Intuitive MachinesThe first lunar landing officially lost power today after spending seven days on the moon. The aircraft made history as the first American hardware to reach the lunar surface since 1972 and the first private spacecraft to land on the Moon. But the landing craft, named Ulysses, will be remembered for another reason: its propulsion system.
This propulsion system, which uses a combination of cryogenic liquid oxygen and liquid methane, could unlock new possibilities in space and de-risk future missions by other commercial carriers.
Prior to Intuitive Machines’ IM-1 mission, no lander had ever used this combination of propellants. If they sound familiar, that’s because they’re used in high-performance rocket engines like SpaceX’s Raptor, Blue Origin’s BE-4, and Relativity Space’s Aeon R.
But ground craft – and most spacecraft today – use “space-stored” or hyperbolic propellants, such as hydrazine or nitrogen tetroxide, which can be passively stored but are extremely toxic. In contrast, “cryogens” are more efficient, higher energy, and significantly less dangerous, but must be actively cooled to very, very low temperatures.
This presents some unique challenges. Because the fuel must be kept so cold, it can only be stored before removal for a very short time. To address this issue, Intuitive Machines and SpaceX began fueling the Nova-C class lander’s VR900 engine (manufactured by IM) just three hours before liftoff, when the rocket was on the launch pad and the spacecraft was already inside the payload fairing. This is anything but typical.
It’s so unusual that SpaceX had to develop entirely new capabilities to power the landing, said Bill Gerstenmaier, SpaceX’s vice president of manufacturing and flight reliability, during a Feb. 13 press conference. second stage of the Falcon 9 rocket and adding an adapter to access the payload fairing when it was already attached to the vehicle.
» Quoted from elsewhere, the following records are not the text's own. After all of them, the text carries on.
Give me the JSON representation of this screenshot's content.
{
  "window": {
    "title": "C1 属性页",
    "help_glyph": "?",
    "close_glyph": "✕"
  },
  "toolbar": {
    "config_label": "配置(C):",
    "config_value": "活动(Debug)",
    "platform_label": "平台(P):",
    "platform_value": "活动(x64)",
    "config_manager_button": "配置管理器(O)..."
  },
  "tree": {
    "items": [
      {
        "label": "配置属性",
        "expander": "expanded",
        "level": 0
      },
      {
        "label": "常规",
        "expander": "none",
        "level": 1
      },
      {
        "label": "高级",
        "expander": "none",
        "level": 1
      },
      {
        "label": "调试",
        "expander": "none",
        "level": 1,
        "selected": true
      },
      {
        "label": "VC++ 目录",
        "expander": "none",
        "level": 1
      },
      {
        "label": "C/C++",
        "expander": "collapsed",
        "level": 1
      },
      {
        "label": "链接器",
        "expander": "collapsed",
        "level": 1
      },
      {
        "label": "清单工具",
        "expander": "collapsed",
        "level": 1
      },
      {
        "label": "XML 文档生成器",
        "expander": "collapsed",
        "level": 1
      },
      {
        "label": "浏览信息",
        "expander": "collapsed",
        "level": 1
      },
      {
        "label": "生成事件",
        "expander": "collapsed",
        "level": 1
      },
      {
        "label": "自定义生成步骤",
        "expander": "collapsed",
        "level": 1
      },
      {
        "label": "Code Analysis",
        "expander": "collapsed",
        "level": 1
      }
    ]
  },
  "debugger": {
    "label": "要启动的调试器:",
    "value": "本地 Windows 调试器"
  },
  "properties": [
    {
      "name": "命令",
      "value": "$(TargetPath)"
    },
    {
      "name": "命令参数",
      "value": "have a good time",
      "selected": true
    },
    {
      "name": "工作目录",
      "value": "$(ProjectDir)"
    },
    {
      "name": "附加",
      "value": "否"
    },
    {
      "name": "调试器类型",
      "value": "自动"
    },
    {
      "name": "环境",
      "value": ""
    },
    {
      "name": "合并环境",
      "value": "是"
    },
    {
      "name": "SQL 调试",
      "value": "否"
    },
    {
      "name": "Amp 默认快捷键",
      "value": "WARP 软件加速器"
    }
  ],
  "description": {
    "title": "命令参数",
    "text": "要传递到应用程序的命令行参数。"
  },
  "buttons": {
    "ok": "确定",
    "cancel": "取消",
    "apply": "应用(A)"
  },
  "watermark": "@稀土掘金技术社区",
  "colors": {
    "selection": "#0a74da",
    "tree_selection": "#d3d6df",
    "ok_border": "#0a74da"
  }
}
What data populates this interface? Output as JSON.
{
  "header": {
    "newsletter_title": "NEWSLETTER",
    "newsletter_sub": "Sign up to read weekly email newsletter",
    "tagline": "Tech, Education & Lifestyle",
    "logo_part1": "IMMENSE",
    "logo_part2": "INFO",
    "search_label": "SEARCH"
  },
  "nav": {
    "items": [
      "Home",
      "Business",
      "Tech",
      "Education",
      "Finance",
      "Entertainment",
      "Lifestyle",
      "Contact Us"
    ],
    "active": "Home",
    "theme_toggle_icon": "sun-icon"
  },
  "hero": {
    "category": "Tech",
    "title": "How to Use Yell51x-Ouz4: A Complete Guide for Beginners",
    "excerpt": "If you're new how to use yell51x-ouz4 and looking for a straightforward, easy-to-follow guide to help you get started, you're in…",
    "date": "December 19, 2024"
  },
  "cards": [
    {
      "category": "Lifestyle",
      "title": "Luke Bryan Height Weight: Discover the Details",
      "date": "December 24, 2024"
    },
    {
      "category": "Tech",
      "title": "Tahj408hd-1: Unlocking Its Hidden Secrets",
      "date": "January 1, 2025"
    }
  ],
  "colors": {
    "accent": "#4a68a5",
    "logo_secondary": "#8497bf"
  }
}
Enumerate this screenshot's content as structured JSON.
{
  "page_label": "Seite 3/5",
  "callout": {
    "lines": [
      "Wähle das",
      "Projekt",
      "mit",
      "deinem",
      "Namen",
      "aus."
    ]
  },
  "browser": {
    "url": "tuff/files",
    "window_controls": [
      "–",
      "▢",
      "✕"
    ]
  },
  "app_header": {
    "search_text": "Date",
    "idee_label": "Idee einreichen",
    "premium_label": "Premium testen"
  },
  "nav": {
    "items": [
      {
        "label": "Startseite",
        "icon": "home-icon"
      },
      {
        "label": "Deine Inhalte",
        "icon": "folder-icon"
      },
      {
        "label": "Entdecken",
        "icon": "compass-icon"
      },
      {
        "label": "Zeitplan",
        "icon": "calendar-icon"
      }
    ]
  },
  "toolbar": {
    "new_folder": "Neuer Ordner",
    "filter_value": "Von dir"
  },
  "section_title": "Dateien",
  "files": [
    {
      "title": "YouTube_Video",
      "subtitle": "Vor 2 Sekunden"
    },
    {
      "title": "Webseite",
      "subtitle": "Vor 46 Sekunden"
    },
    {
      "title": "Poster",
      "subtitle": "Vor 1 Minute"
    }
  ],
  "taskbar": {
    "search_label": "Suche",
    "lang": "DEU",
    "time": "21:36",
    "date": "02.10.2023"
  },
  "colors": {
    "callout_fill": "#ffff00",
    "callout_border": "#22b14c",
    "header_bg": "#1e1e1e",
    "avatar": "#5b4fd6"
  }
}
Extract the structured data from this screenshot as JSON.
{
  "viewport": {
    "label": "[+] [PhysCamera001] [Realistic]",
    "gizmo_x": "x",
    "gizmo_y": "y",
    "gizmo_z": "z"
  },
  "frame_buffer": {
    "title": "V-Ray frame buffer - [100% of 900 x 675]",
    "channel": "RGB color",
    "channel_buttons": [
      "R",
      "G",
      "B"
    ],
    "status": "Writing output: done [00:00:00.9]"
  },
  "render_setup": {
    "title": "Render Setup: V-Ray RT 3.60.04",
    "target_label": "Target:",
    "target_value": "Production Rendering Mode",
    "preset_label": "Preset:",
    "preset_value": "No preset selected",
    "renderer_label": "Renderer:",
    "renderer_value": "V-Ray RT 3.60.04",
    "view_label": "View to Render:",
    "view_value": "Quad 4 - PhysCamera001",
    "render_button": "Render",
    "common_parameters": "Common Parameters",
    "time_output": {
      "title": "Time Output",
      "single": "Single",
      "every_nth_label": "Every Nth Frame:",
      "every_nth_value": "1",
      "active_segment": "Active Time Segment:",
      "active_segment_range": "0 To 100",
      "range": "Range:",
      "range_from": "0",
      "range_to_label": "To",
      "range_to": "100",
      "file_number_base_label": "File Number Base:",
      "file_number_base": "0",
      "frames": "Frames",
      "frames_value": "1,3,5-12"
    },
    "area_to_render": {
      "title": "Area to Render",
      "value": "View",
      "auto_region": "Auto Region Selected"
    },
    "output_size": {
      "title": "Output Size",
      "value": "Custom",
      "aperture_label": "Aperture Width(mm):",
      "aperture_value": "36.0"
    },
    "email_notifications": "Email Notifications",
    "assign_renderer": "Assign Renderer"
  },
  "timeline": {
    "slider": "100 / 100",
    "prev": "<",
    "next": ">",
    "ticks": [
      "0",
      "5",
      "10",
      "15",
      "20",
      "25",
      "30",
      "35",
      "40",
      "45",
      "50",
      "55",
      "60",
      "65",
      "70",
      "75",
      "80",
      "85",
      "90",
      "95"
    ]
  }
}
The two companies conducted two wet dressing trials prior to launch. problems with propellant loading led to the first launch attempt being pushed back by one day, to 15 February. After the successful launch, Intuitive Machines also experienced a brief cooling problem of the liquid oxygen supply line, which took longer than expected. Once the propellant had cooled sufficiently, flight controllers successfully fired the engine into space for the first time the next day.
Because the company used liquid oxygen and liquid methane, which are extremely efficient, they were able to take a more direct trajectory to the moon. The spacecraft only had to cross the Van Allen Belt, a high-radiation belt around Earth, only once, which reduced the spacecraft’s exposure to harmful high-energy particles.
Two VR900 engines will also be used on Intuitive Machines’ much larger ‘Nova-D’ spacecraft to carry 500-750 kg of payload to the moon. (The Nova-C aircraft has a payload capacity of 100 kg.)
The Nova-C and Nova-D spacecraft will be far from the last spacecraft using cryogenic propellants in space. Impulse Space’s high-energy kick stage, Helios, will use cryogenics to deliver payloads directly into geostationary orbit, CEO Tom Mueller explained in an interview from January.
“People have talked about doing big super goal kicking stages in the past, and I just think you’re talking about tons of propellant and the price and the cost of security is just too much,” he said. “So using very low-cost, very high-energy propellants like liquid oxygen and liquid methane is something of a no-brainer.”
One of the six NASA science and research payloads that Ulysses carried to the surface also made direct use of the cryogenic propulsion system. The radio frequency mass meter statement from the agency’s Glenn Research Center uses radio waves and an antenna to measure how much propellant is available in the engine’s tanks. It’s technology that could be crucial to measuring spacecraft fuel levels during long-duration space missions, especially since “slosh” can make measuring liquids in microgravity a challenge.
This issue is of particular importance to NASA because the agency’s Artemis missions to return humans to the lunar surface depend on spacecraft that use cryogenic propellants — notably SpaceX’s Starship Human Landing System and Blue Origins’ Blue Moon. These missions will require the transfer of large quantities of cryogenic fluids from orbital storage to the spacecraft. While these liquids will need to be in orbit for much longer than Ulysses was in transit to the moon, the IM-1 mission is still clearly knocking on the door for cryogenic use in space.